Let land lie fallow, and things begin to happen. Let 3,500 acres lie fallow, and the world is remade.
The lands around Knepp Castle, in the English district of West Sussex, have been farmed intensively for centuries, and the estate was exhausted and was losing money. Enter the aptly named Tree (The Living Goddess: A Journey Into the Heart of Kathmandu, 2015, etc.) and her husband, Charles Burrell. Three decades ago, they came to the land with a pronounced fondness for mycorrhizae—the invisible, microbial life that teems in healthy soil, fed by decaying plant life, sheltered by tree snags, and the like—and a commitment to do something about the declining populations of species such as the turtledove, whose numbers are “an almost vertical dive” thanks to the wholesale industrial remaking of the British countryside.

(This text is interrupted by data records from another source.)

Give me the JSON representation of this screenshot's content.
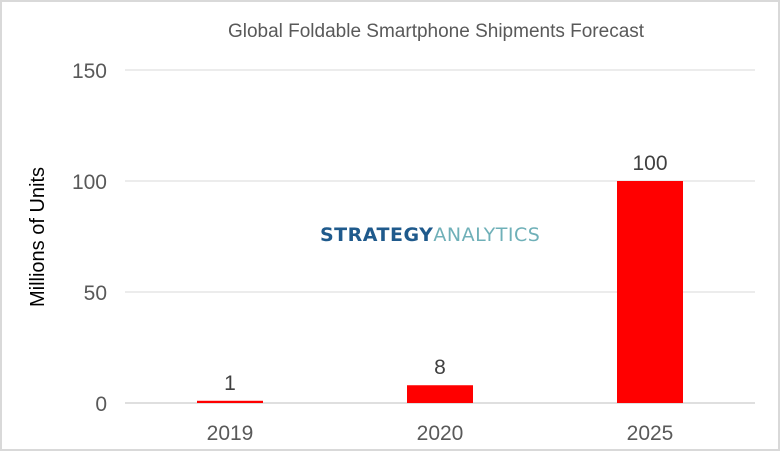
{
  "chart_data": {
    "type": "bar",
    "title": "Global Foldable Smartphone Shipments Forecast",
    "xlabel": "",
    "ylabel": "Millions of Units",
    "categories": [
      "2019",
      "2020",
      "2025"
    ],
    "values": [
      1,
      8,
      100
    ],
    "data_labels": [
      "1",
      "8",
      "100"
    ],
    "ylim": [
      0,
      150
    ],
    "yticks": [
      0,
      50,
      100,
      150
    ],
    "ytick_labels": [
      "0",
      "50",
      "100",
      "150"
    ],
    "grid": true,
    "bar_color": "#ff0000",
    "legend": "none"
  },
  "watermark": {
    "part1": "STRATEGY",
    "part2": "ANALYTICS"
  }
}
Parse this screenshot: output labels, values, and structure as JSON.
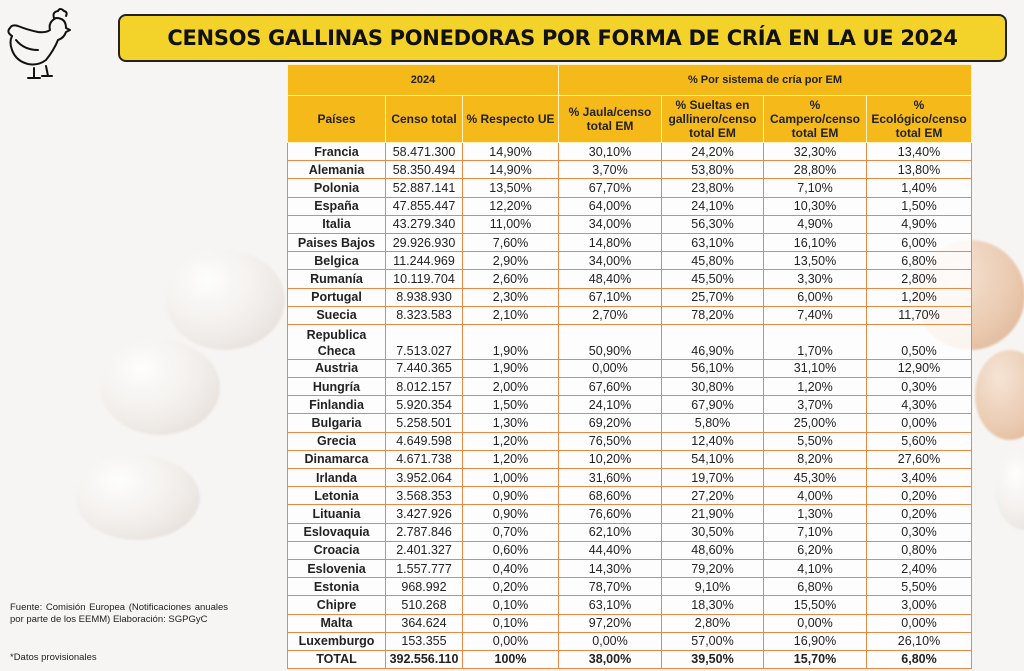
{
  "title": "CENSOS GALLINAS PONEDORAS POR FORMA DE CRÍA EN LA UE 2024",
  "colors": {
    "title_bg": "#f3d22a",
    "header_bg": "#f5b91a",
    "border": "#e8894a"
  },
  "icons": {
    "logo": "hen-icon"
  },
  "table": {
    "group_headers": [
      "2024",
      "% Por sistema de cría por EM"
    ],
    "columns": [
      "Países",
      "Censo total",
      "% Respecto UE",
      "% Jaula/censo total EM",
      "% Sueltas en gallinero/censo total EM",
      "% Campero/censo total EM",
      "% Ecológico/censo total EM"
    ],
    "rows": [
      [
        "Francia",
        "58.471.300",
        "14,90%",
        "30,10%",
        "24,20%",
        "32,30%",
        "13,40%"
      ],
      [
        "Alemania",
        "58.350.494",
        "14,90%",
        "3,70%",
        "53,80%",
        "28,80%",
        "13,80%"
      ],
      [
        "Polonia",
        "52.887.141",
        "13,50%",
        "67,70%",
        "23,80%",
        "7,10%",
        "1,40%"
      ],
      [
        "España",
        "47.855.447",
        "12,20%",
        "64,00%",
        "24,10%",
        "10,30%",
        "1,50%"
      ],
      [
        "Italia",
        "43.279.340",
        "11,00%",
        "34,00%",
        "56,30%",
        "4,90%",
        "4,90%"
      ],
      [
        "Paises Bajos",
        "29.926.930",
        "7,60%",
        "14,80%",
        "63,10%",
        "16,10%",
        "6,00%"
      ],
      [
        "Belgica",
        "11.244.969",
        "2,90%",
        "34,00%",
        "45,80%",
        "13,50%",
        "6,80%"
      ],
      [
        "Rumanía",
        "10.119.704",
        "2,60%",
        "48,40%",
        "45,50%",
        "3,30%",
        "2,80%"
      ],
      [
        "Portugal",
        "8.938.930",
        "2,30%",
        "67,10%",
        "25,70%",
        "6,00%",
        "1,20%"
      ],
      [
        "Suecia",
        "8.323.583",
        "2,10%",
        "2,70%",
        "78,20%",
        "7,40%",
        "11,70%"
      ],
      [
        "Republica Checa",
        "7.513.027",
        "1,90%",
        "50,90%",
        "46,90%",
        "1,70%",
        "0,50%"
      ],
      [
        "Austria",
        "7.440.365",
        "1,90%",
        "0,00%",
        "56,10%",
        "31,10%",
        "12,90%"
      ],
      [
        "Hungría",
        "8.012.157",
        "2,00%",
        "67,60%",
        "30,80%",
        "1,20%",
        "0,30%"
      ],
      [
        "Finlandia",
        "5.920.354",
        "1,50%",
        "24,10%",
        "67,90%",
        "3,70%",
        "4,30%"
      ],
      [
        "Bulgaria",
        "5.258.501",
        "1,30%",
        "69,20%",
        "5,80%",
        "25,00%",
        "0,00%"
      ],
      [
        "Grecia",
        "4.649.598",
        "1,20%",
        "76,50%",
        "12,40%",
        "5,50%",
        "5,60%"
      ],
      [
        "Dinamarca",
        "4.671.738",
        "1,20%",
        "10,20%",
        "54,10%",
        "8,20%",
        "27,60%"
      ],
      [
        "Irlanda",
        "3.952.064",
        "1,00%",
        "31,60%",
        "19,70%",
        "45,30%",
        "3,40%"
      ],
      [
        "Letonia",
        "3.568.353",
        "0,90%",
        "68,60%",
        "27,20%",
        "4,00%",
        "0,20%"
      ],
      [
        "Lituania",
        "3.427.926",
        "0,90%",
        "76,60%",
        "21,90%",
        "1,30%",
        "0,20%"
      ],
      [
        "Eslovaquia",
        "2.787.846",
        "0,70%",
        "62,10%",
        "30,50%",
        "7,10%",
        "0,30%"
      ],
      [
        "Croacia",
        "2.401.327",
        "0,60%",
        "44,40%",
        "48,60%",
        "6,20%",
        "0,80%"
      ],
      [
        "Eslovenia",
        "1.557.777",
        "0,40%",
        "14,30%",
        "79,20%",
        "4,10%",
        "2,40%"
      ],
      [
        "Estonia",
        "968.992",
        "0,20%",
        "78,70%",
        "9,10%",
        "6,80%",
        "5,50%"
      ],
      [
        "Chipre",
        "510.268",
        "0,10%",
        "63,10%",
        "18,30%",
        "15,50%",
        "3,00%"
      ],
      [
        "Malta",
        "364.624",
        "0,10%",
        "97,20%",
        "2,80%",
        "0,00%",
        "0,00%"
      ],
      [
        "Luxemburgo",
        "153.355",
        "0,00%",
        "0,00%",
        "57,00%",
        "16,90%",
        "26,10%"
      ]
    ],
    "total": [
      "TOTAL",
      "392.556.110",
      "100%",
      "38,00%",
      "39,50%",
      "15,70%",
      "6,80%"
    ]
  },
  "footer": {
    "source": "Fuente: Comisión Europea (Notificaciones anuales por parte de los EEMM) Elaboración: SGPGyC",
    "note": "*Datos provisionales"
  }
}
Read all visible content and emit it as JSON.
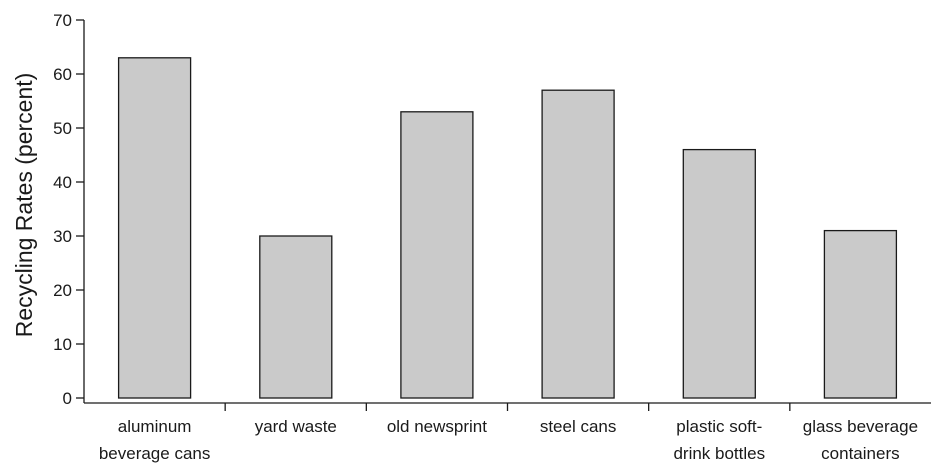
{
  "chart_data": {
    "type": "bar",
    "title": "",
    "xlabel": "",
    "ylabel": "Recycling Rates (percent)",
    "ylim": [
      0,
      70
    ],
    "yticks": [
      0,
      10,
      20,
      30,
      40,
      50,
      60,
      70
    ],
    "categories": [
      [
        "aluminum",
        "beverage cans"
      ],
      [
        "yard waste"
      ],
      [
        "old newsprint"
      ],
      [
        "steel cans"
      ],
      [
        "plastic soft-",
        "drink bottles"
      ],
      [
        "glass beverage",
        "containers"
      ]
    ],
    "values": [
      63,
      30,
      53,
      57,
      46,
      31
    ],
    "grid": false,
    "legend": "none",
    "colors": {
      "bar_fill": "#cacaca",
      "bar_stroke": "#1a1a1a",
      "axis": "#1a1a1a"
    }
  }
}
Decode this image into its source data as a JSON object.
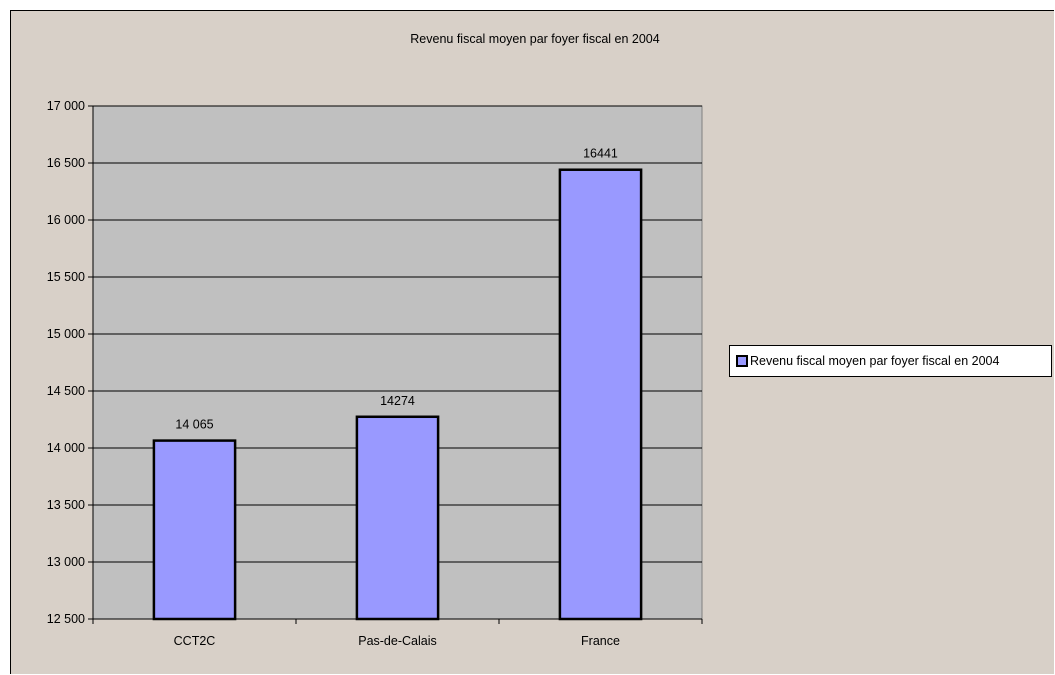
{
  "chart_data": {
    "type": "bar",
    "title": "Revenu fiscal moyen par foyer fiscal en 2004",
    "categories": [
      "CCT2C",
      "Pas-de-Calais",
      "France"
    ],
    "series": [
      {
        "name": "Revenu fiscal moyen par foyer fiscal en 2004",
        "values": [
          14065,
          14274,
          16441
        ],
        "value_labels": [
          "14 065",
          "14274",
          "16441"
        ]
      }
    ],
    "ylim": [
      12500,
      17000
    ],
    "yticks": [
      {
        "value": 12500,
        "label": "12 500"
      },
      {
        "value": 13000,
        "label": "13 000"
      },
      {
        "value": 13500,
        "label": "13 500"
      },
      {
        "value": 14000,
        "label": "14 000"
      },
      {
        "value": 14500,
        "label": "14 500"
      },
      {
        "value": 15000,
        "label": "15 000"
      },
      {
        "value": 15500,
        "label": "15 500"
      },
      {
        "value": 16000,
        "label": "16 000"
      },
      {
        "value": 16500,
        "label": "16 500"
      },
      {
        "value": 17000,
        "label": "17 000"
      }
    ],
    "xlabel": "",
    "ylabel": "",
    "grid": true,
    "legend_position": "right",
    "colors": {
      "bar": "#9999ff",
      "plot_background": "#c0c0c0",
      "chart_background": "#d8d0c8"
    }
  }
}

Tree describes the long, laborious process of turning back time, abandoning deep plowing and mass production in the effort to allow the land to regain some of its former health. And how it does: As she writes, triumphantly, just one sign is the “sixty-two species of bee and thirty species of wasp” that now buzz around locally as well as 76 species of moths and battalions of birds, including herons that “deserted their tree-top roosts in the heronry and were nesting a few feet above the water.” The author writes without fear of binomials and with long asides into hard science and deep descriptions of things like soil types and the characteristics of heritage pig species, and fans of Roger Deakin, Robert Macfarlane, Nan Shepherd, and other British naturalists will follow right along. Tree describes a success that she began to chart nearly two decades ago but that has been flourishing since: “The land, released from its cycle of drudgery, seemed to be breathing a sigh of relief. And as the land relaxed, so did we.”
A fine work of environmental literature that demands a tolerance for detail and should inspire others to follow suit.